Masalah-masalah yang terjadi di kelas X Ak 2 tersebut menunjukkan ciri-ciri
rendahnya kemampuan berpikir kritis siswa. Untuk mengatasi masalah tersebut, maka
diperlukan suatu metode pembelajaran yang dapat meningkatkan kemamuan berpikir
kritis dan kemampuan komunikasi siswa. Metode pembelajaran yang dapat
diterapkan adalah salah satu pembelajaran kooperatif metode TSTS.
Berdasarkan tindakan pada siklus I dan siklus II diperoleh hasil bahwa jumlah
siswa yang dapat memenuhi indikator keberhasilan tindakan kemampuan berpikir
kritis tingkat pengetahuan meningkat dari 16 siswa menjadi 22 siswa, tingkat
pemahaman meningkat dari 12 siswa menjadi 23 siswa, tingkat penerapan dari 17
siswa menjadi 30 siswa. Sedangkan pada kemampuan komunikasi yang diperoleh
pada siklus I dan siklus II, jumlah siswa yang dapat memenuhi indikator keberhasilan
tindakan kemampuan menyampaikan pikiran dan perasaan dari 16 siswa menjadi 24
siswa, kemampuan memahami orang lain dari 17 siswa menjadi 21 siswa,
kemampuan memberi dukungan pada orang lain dari 9 siswa menjadi 22 siswa, dan
kemampuan mengungkapkan diri dari 18 siswa menjadi 22 siswa.
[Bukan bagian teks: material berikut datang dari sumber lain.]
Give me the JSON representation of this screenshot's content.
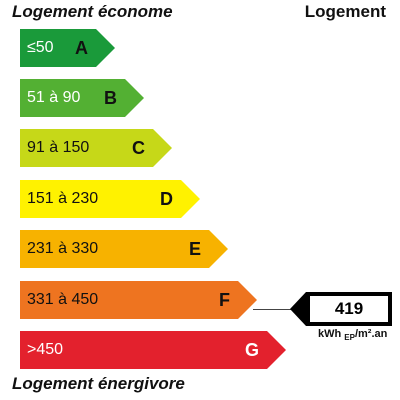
{
  "header": {
    "left": "Logement économe",
    "right": "Logement"
  },
  "footer": {
    "label": "Logement énergivore"
  },
  "classes": [
    {
      "letter": "A",
      "range": "≤50",
      "color": "#1a9a3a"
    },
    {
      "letter": "B",
      "range": "51 à 90",
      "color": "#53b033"
    },
    {
      "letter": "C",
      "range": "91 à 150",
      "color": "#c6d818"
    },
    {
      "letter": "D",
      "range": "151 à 230",
      "color": "#fff200"
    },
    {
      "letter": "E",
      "range": "231 à 330",
      "color": "#f7b200"
    },
    {
      "letter": "F",
      "range": "331 à 450",
      "color": "#ee7420"
    },
    {
      "letter": "G",
      "range": ">450",
      "color": "#e3212d"
    }
  ],
  "rating": {
    "value": "419",
    "class": "F",
    "unit_main": "kWh",
    "unit_sub": "EP",
    "unit_tail": "/m².an"
  }
}
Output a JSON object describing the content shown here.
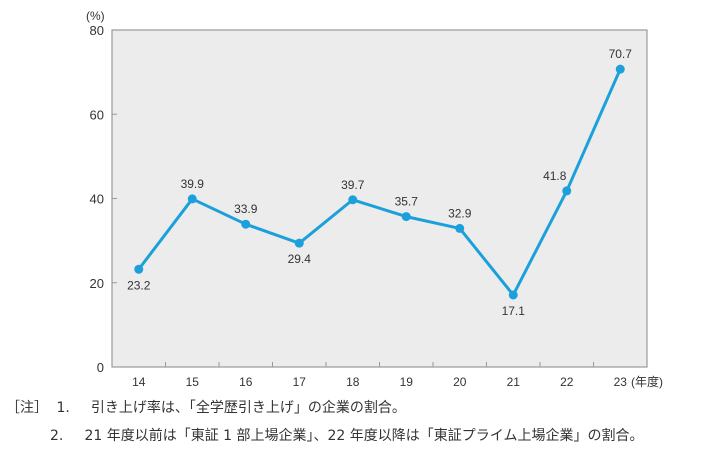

Berdasarkan hasil penelitian tersebut, dapat disimpulkan bahwa penerapan
metode TSTS pada siswa kelas X AK 2 SMK Muhammadiyah 5 Kepanjen dapat
meningkatkan kemampuan berpikir kritis siswa yaitu pada tahap diskusi kelompok
asal dan diskusi kelompok tamu, karena separuh jumlah siswa dari sejumlah 41 siswa
kelas X AK 2 dapat memenuhi indikator keberhasilan tindakan kemampuan berpikir
kritis, peningkatan ini terjadi dari siklus I ke II. Selain itu penerapan metode TSTS
ini juga dapat meningkatkan kemampuan komunikasi siswa yaitu pada tahap diskusi
kelompok asal, diskusi kelompok tamu, dan tahap presentasi kelompok, karena
separuh siswa dari sejumlah 41 siswa kelas X AK 2 dapat memenuhi indikator
keberhasilan tindakan kemampuan komunikasi, peningkatan ini terjadi dari siklus I ke
II. Sedangkan hal yang disarankan adalah bahwa dalam menerapkan metode TSTS
guru harus lebih merata dan teliti dalam mengelola kelas supaya setiap siswa dalam
kelompok dapat lebih aktif dalam melaksanakan proses pembelajaran. Siswa
hendaknya bisa lebih aktif lagi dalam kegiatan pembelajaran, serta peneliti harus
dapat membagi waktu yang tepat dan mengeloa kelas dengan baik agar tahapan dalam
penelitian dapat terlaksana dengan baik dan selesai tepat waktu.